Definition and Purpose
Thoracentesis is a commonly performed medical procedure used for both diagnostic and therapeutic purposes 1. It involves:
- The removal of pleural fluid from the pleural space between the lung and chest wall
- Use of a needle or catheter to access and withdraw the fluid
- Analysis of the fluid to determine its characteristics (diagnostic thoracentesis)
- Relief of symptoms by removing excess fluid (therapeutic thoracentesis)
Differentiating from Other Options
It's important to distinguish thoracentesis from the other options mentioned:
- Hemothorax (option B): This is a condition where blood accumulates in the pleural space, not a procedure 2
- Pneumothorax (option C): This refers to air in the pleural space and is actually a potential complication of thoracentesis, not the procedure itself 3
- Empyema (option D): This is a collection of pus in the pleural space, typically due to infection, not a procedure 4
Technical Aspects of Thoracentesis
The British Thoracic Society and American College of Chest Physicians recommend the following approach to thoracentesis 2:
- Ultrasound guidance is preferred, especially for small or loculated effusions (97% success rate)

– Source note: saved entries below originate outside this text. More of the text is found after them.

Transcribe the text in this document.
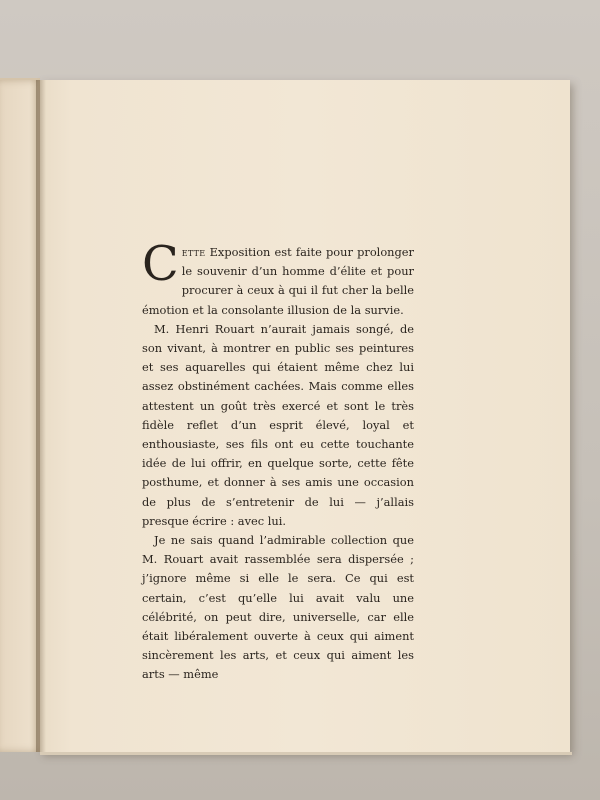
Cette Exposition est faite pour prolonger le souvenir d’un homme d’élite et pour procurer à ceux à qui il fut cher la belle émotion et la consolante illusion de la survie.

M. Henri Rouart n’aurait jamais songé, de son vivant, à montrer en public ses peintures et ses aquarelles qui étaient même chez lui assez obstinément cachées. Mais comme elles attestent un goût très exercé et sont le très fidèle reflet d’un esprit élevé, loyal et enthousiaste, ses fils ont eu cette touchante idée de lui offrir, en quelque sorte, cette fête posthume, et donner à ses amis une occasion de plus de s’entretenir de lui — j’allais presque écrire : avec lui.

Je ne sais quand l’admirable collection que M. Rouart avait rassemblée sera dispersée ; j’ignore même si elle le sera. Ce qui est certain, c’est qu’elle lui avait valu une célébrité, on peut dire, universelle, car elle était libéralement ouverte à ceux qui aiment sincèrement les arts, et ceux qui aiment les arts — même
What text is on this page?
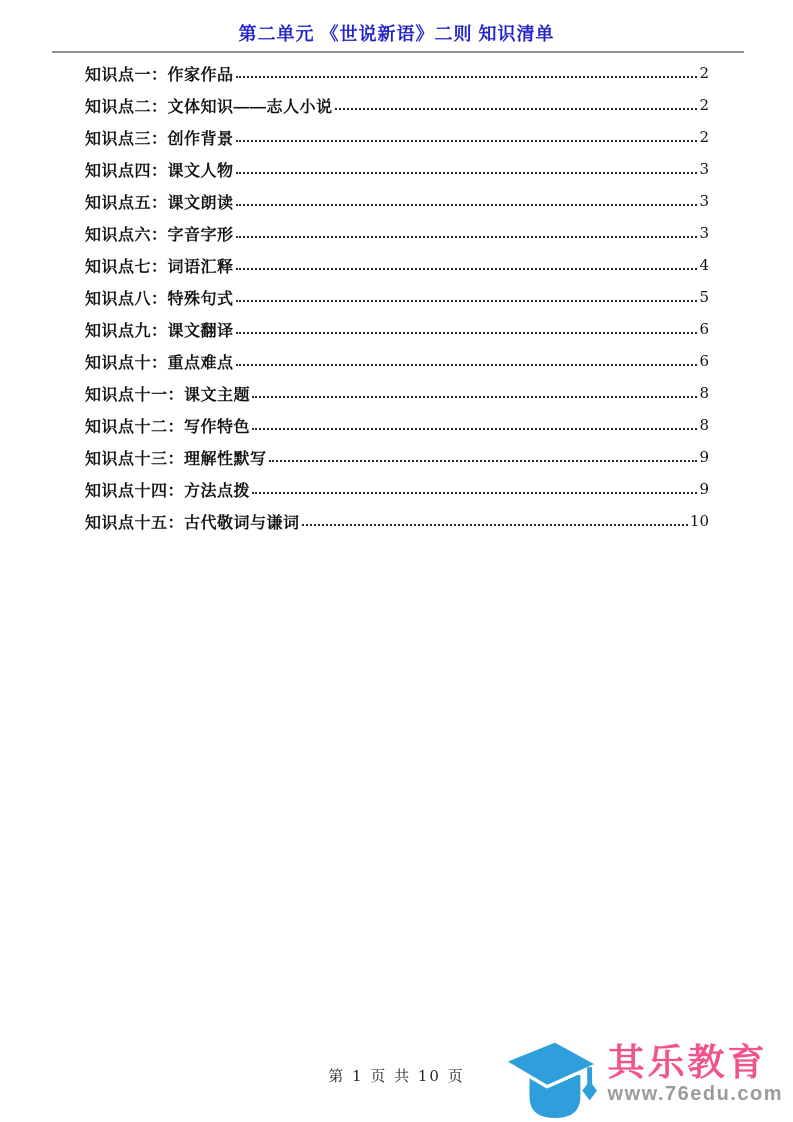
第二单元 《世说新语》二则 知识清单
知识点一：作家作品	2
知识点二：文体知识——志人小说	2
知识点三：创作背景	2
知识点四：课文人物	3
知识点五：课文朗读	3
知识点六：字音字形	3
知识点七：词语汇释	4
知识点八：特殊句式	5
知识点九：课文翻译	6
知识点十：重点难点	6
知识点十一：课文主题	8
知识点十二：写作特色	8
知识点十三：理解性默写	9
知识点十四：方法点拨	9
知识点十五：古代敬词与谦词	10
第 1 页 共 10 页	其乐教育
www.76edu.com
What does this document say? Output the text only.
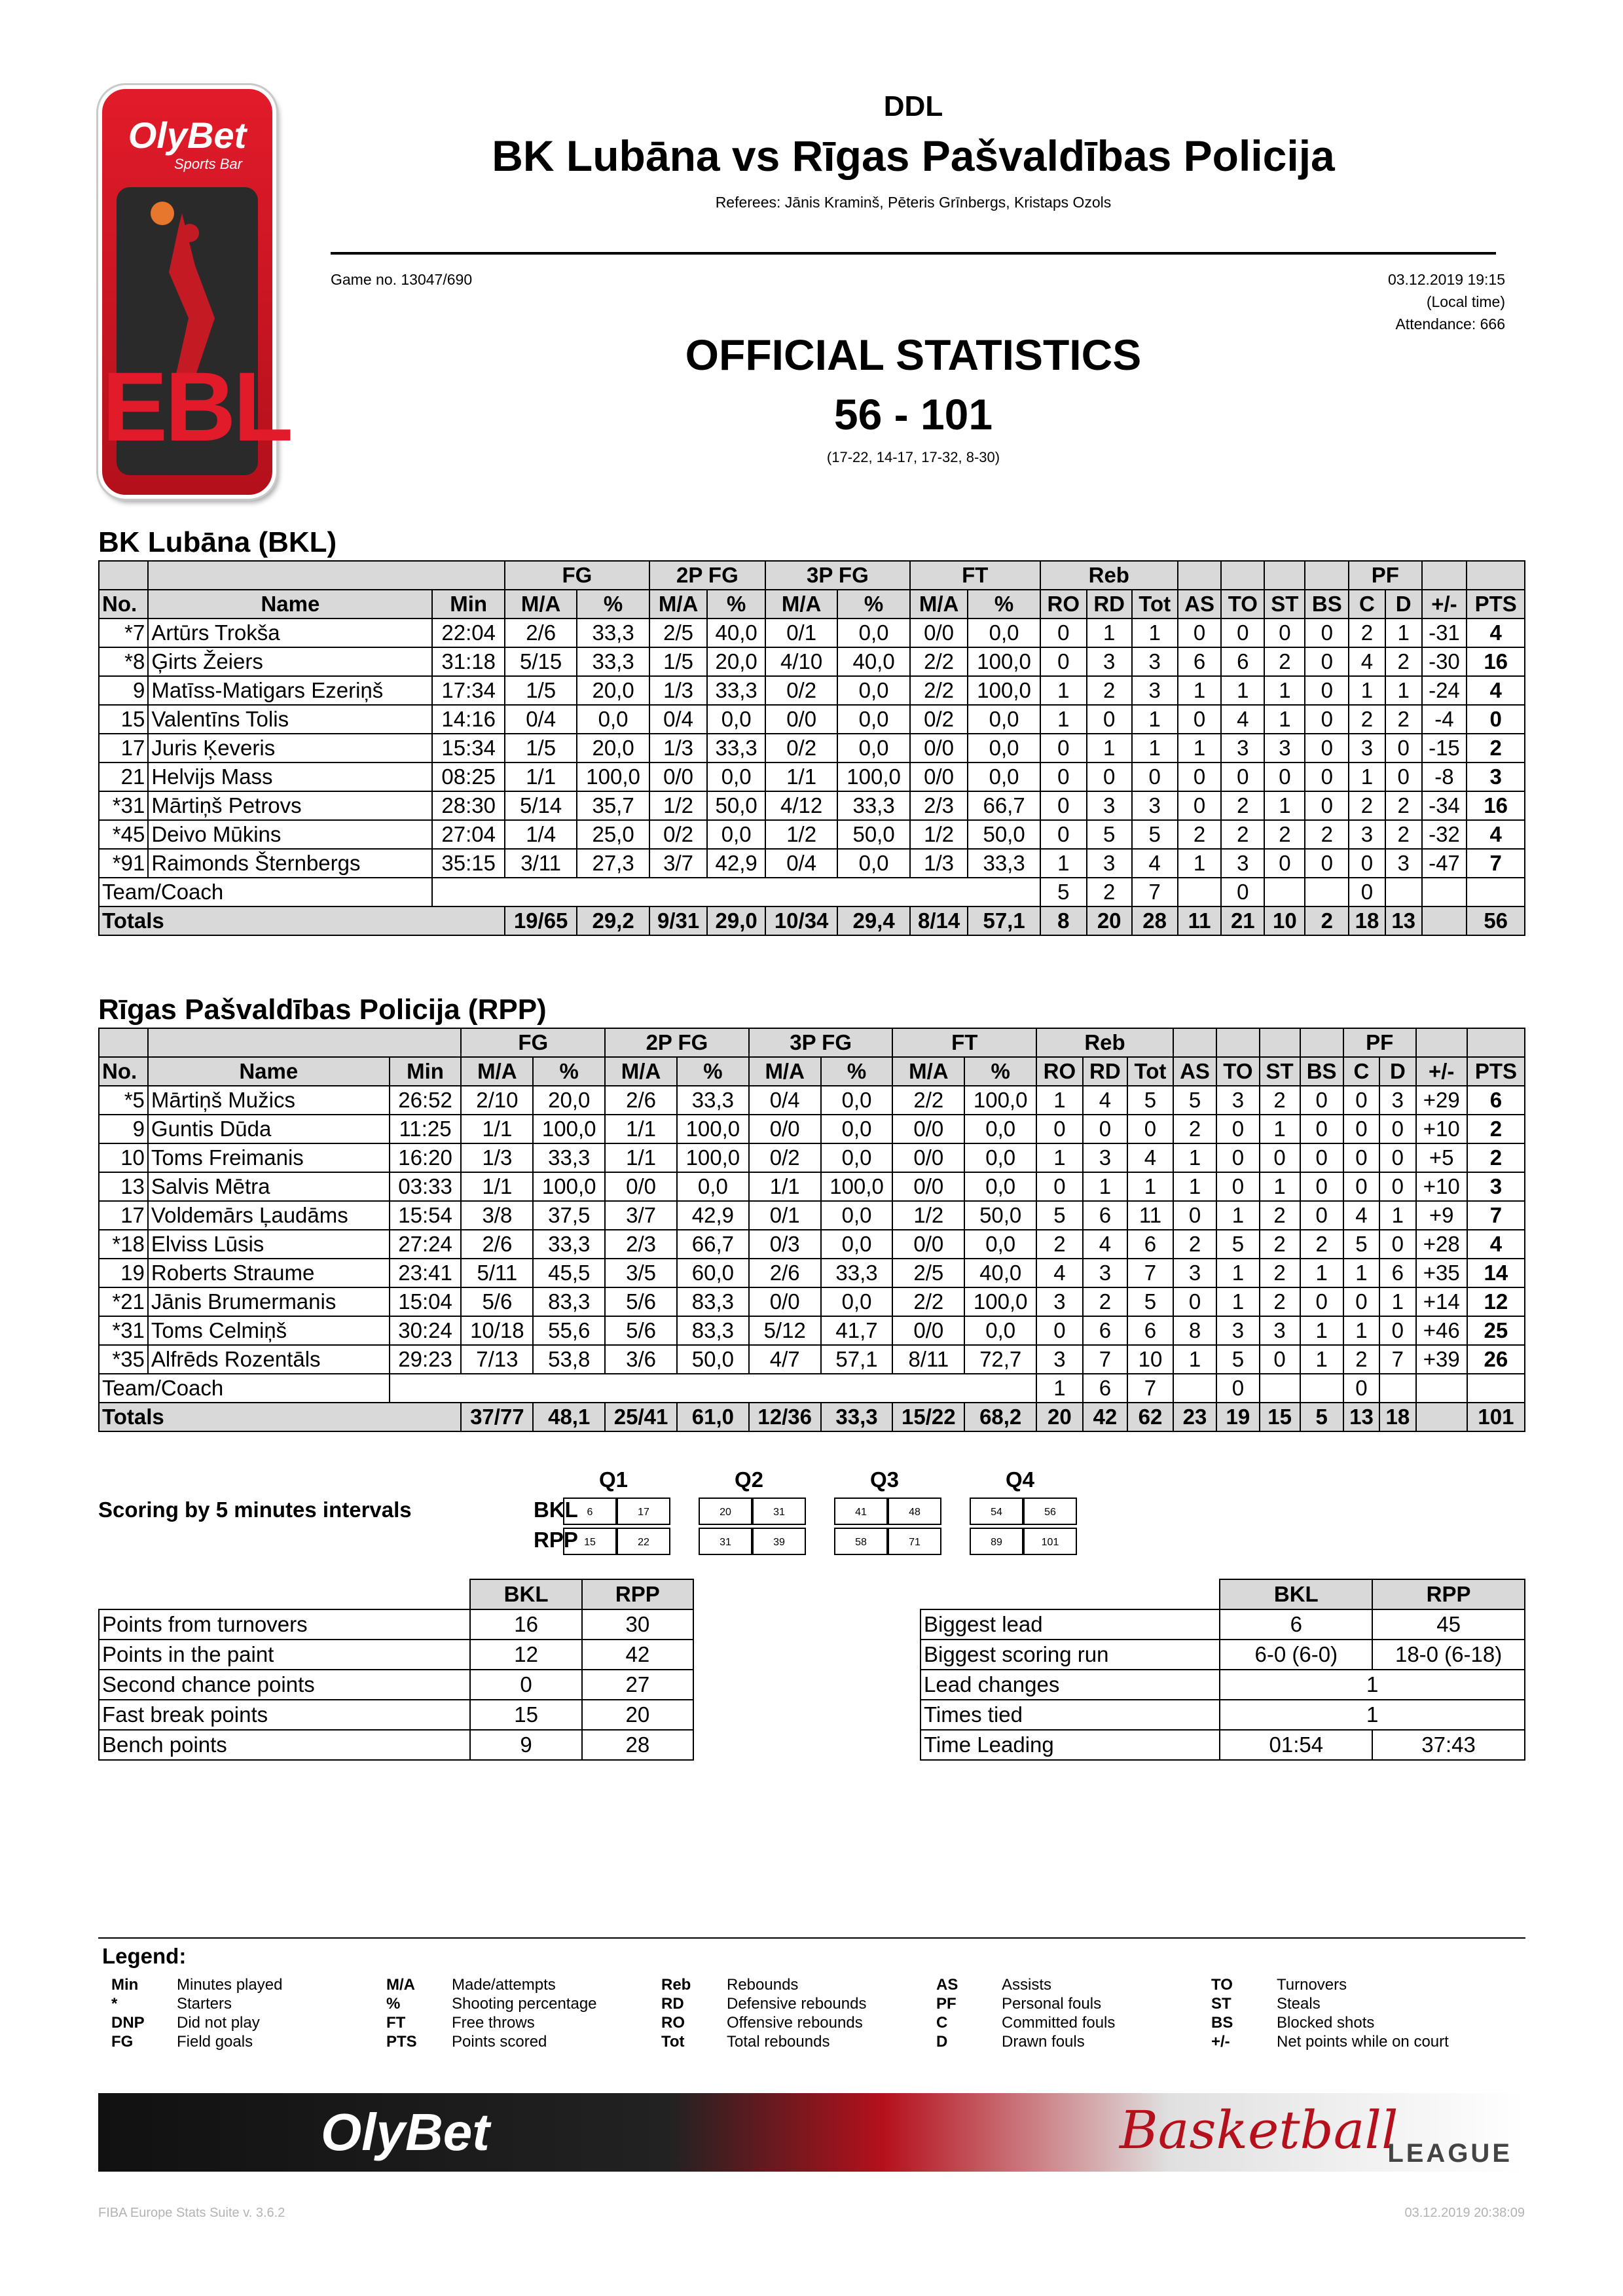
OlyBet
Sports Bar
EBL
DDL
BK Lubāna vs Rīgas Pašvaldības Policija
Referees: Jānis Kraminš, Pēteris Grīnbergs, Kristaps Ozols
Game no. 13047/690	03.12.2019 19:15
(Local time)
Attendance: 666
OFFICIAL STATISTICS
56 - 101
(17-22, 14-17, 17-32, 8-30)
BK Lubāna (BKL)
			FG		2P FG		3P FG		FT		Reb							PF			
No.	Name	Min	M/A	%	M/A	%	M/A	%	M/A	%	RO	RD	Tot	AS	TO	ST	BS	C	D	+/-	PTS
*7	Artūrs Trokša	22:04	2/6	33,3	2/5	40,0	0/1	0,0	0/0	0,0	0	1	1	0	0	0	0	2	1	-31	4
*8	Ģirts Žeiers	31:18	5/15	33,3	1/5	20,0	4/10	40,0	2/2	100,0	0	3	3	6	6	2	0	4	2	-30	16
9	Matīss-Matigars Ezeriņš	17:34	1/5	20,0	1/3	33,3	0/2	0,0	2/2	100,0	1	2	3	1	1	1	0	1	1	-24	4
15	Valentīns Tolis	14:16	0/4	0,0	0/4	0,0	0/0	0,0	0/2	0,0	1	0	1	0	4	1	0	2	2	-4	0
17	Juris Ķeveris	15:34	1/5	20,0	1/3	33,3	0/2	0,0	0/0	0,0	0	1	1	1	3	3	0	3	0	-15	2
21	Helvijs Mass	08:25	1/1	100,0	0/0	0,0	1/1	100,0	0/0	0,0	0	0	0	0	0	0	0	1	0	-8	3
*31	Mārtiņš Petrovs	28:30	5/14	35,7	1/2	50,0	4/12	33,3	2/3	66,7	0	3	3	0	2	1	0	2	2	-34	16
*45	Deivo Mūkins	27:04	1/4	25,0	0/2	0,0	1/2	50,0	1/2	50,0	0	5	5	2	2	2	2	3	2	-32	4
*91	Raimonds Šternbergs	35:15	3/11	27,3	3/7	42,9	0/4	0,0	1/3	33,3	1	3	4	1	3	0	0	0	3	-47	7
Team/Coach											5	2	7		0			0			
Totals			19/65	29,2	9/31	29,0	10/34	29,4	8/14	57,1	8	20	28	11	21	10	2	18	13		56
Rīgas Pašvaldības Policija (RPP)
			FG		2P FG		3P FG		FT		Reb							PF			
No.	Name	Min	M/A	%	M/A	%	M/A	%	M/A	%	RO	RD	Tot	AS	TO	ST	BS	C	D	+/-	PTS
*5	Mārtiņš Mužics	26:52	2/10	20,0	2/6	33,3	0/4	0,0	2/2	100,0	1	4	5	5	3	2	0	0	3	+29	6
9	Guntis Dūda	11:25	1/1	100,0	1/1	100,0	0/0	0,0	0/0	0,0	0	0	0	2	0	1	0	0	0	+10	2
10	Toms Freimanis	16:20	1/3	33,3	1/1	100,0	0/2	0,0	0/0	0,0	1	3	4	1	0	0	0	0	0	+5	2
13	Salvis Mētra	03:33	1/1	100,0	0/0	0,0	1/1	100,0	0/0	0,0	0	1	1	1	0	1	0	0	0	+10	3
17	Voldemārs Ļaudāms	15:54	3/8	37,5	3/7	42,9	0/1	0,0	1/2	50,0	5	6	11	0	1	2	0	4	1	+9	7
*18	Elviss Lūsis	27:24	2/6	33,3	2/3	66,7	0/3	0,0	0/0	0,0	2	4	6	2	5	2	2	5	0	+28	4
19	Roberts Straume	23:41	5/11	45,5	3/5	60,0	2/6	33,3	2/5	40,0	4	3	7	3	1	2	1	1	6	+35	14
*21	Jānis Brumermanis	15:04	5/6	83,3	5/6	83,3	0/0	0,0	2/2	100,0	3	2	5	0	1	2	0	0	1	+14	12
*31	Toms Celmiņš	30:24	10/18	55,6	5/6	83,3	5/12	41,7	0/0	0,0	0	6	6	8	3	3	1	1	0	+46	25
*35	Alfrēds Rozentāls	29:23	7/13	53,8	3/6	50,0	4/7	57,1	8/11	72,7	3	7	10	1	5	0	1	2	7	+39	26
Team/Coach											1	6	7		0			0			
Totals			37/77	48,1	25/41	61,0	12/36	33,3	15/22	68,2	20	42	62	23	19	15	5	13	18		101
Scoring by 5 minutes intervals
Q1	Q2	Q3	Q4
BKL 6	17	20	31	41	48	54	56
RPP 15	22	31	39	58	71	89	101
	BKL	RPP
Points from turnovers	16	30
Points in the paint	12	42
Second chance points	0	27
Fast break points	15	20
Bench points	9	28
	BKL	RPP
Biggest lead	6	45
Biggest scoring run	6-0 (6-0)	18-0 (6-18)
Lead changes	1	
Times tied	1	
Time Leading	01:54	37:43
Legend:
Min Minutes played
*	Starters
DNP Did not play
FG	Field goals
M/A Made/attempts
%	Shooting percentage
FT	Free throws
PTS Points scored
Reb Rebounds
RD	Defensive rebounds
RO	Offensive rebounds
Tot	Total rebounds
AS	Assists
PF	Personal fouls
C	Committed fouls
D	Drawn fouls
TO	Turnovers
ST	Steals
BS	Blocked shots
+/-	Net points while on court
OlyBet	Basketball
LEAGUE
FIBA Europe Stats Suite v. 3.6.2	03.12.2019 20:38:09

- Small-gauge needles (21 or 22) are recommended for diagnostic thoracentesis to minimize complications 3
- For therapeutic thoracentesis, larger volumes are removed but with careful monitoring
Clinical Applications
Thoracentesis serves several important clinical functions:
- Diagnostic purposes: Differentiating between exudative and transudative effusions, identifying malignancy or infection 4, 1
- Therapeutic purposes: Relieving dyspnea and respiratory symptoms by removing excess fluid 5
- Combined with other procedures: Can be performed before thoracoscopy or pleurodesis in management of malignant effusions 4
Safety Considerations
When performing thoracentesis, several safety measures should be observed:
- Initial drainage should be limited to 1-1.5 liters per session to prevent re-expansion pulmonary edema 2
- Monitoring for symptoms like chest discomfort, persistent cough, or dyspnea during the procedure 5
- Patients with poor performance status (ECOG ≥3) who have large volumes (≥1.5L) removed are at higher risk for complications 5
- Post-procedure chest radiography is recommended to rule out pneumothorax 2
Complications
The most common complications of thoracentesis include:
- Pneumothorax (3-15% incidence, but only 0.28-1% requiring intervention) 4, 5
- Re-expansion pulmonary edema (rare, 0.08% incidence) 5
- Hemothorax (<2%) 4
- Vasovagal reactions (1-5%) 4
In summary, thoracentesis is the medical procedure specifically designed for removing pleural fluid, whether for diagnostic analysis or therapeutic relief of symptoms.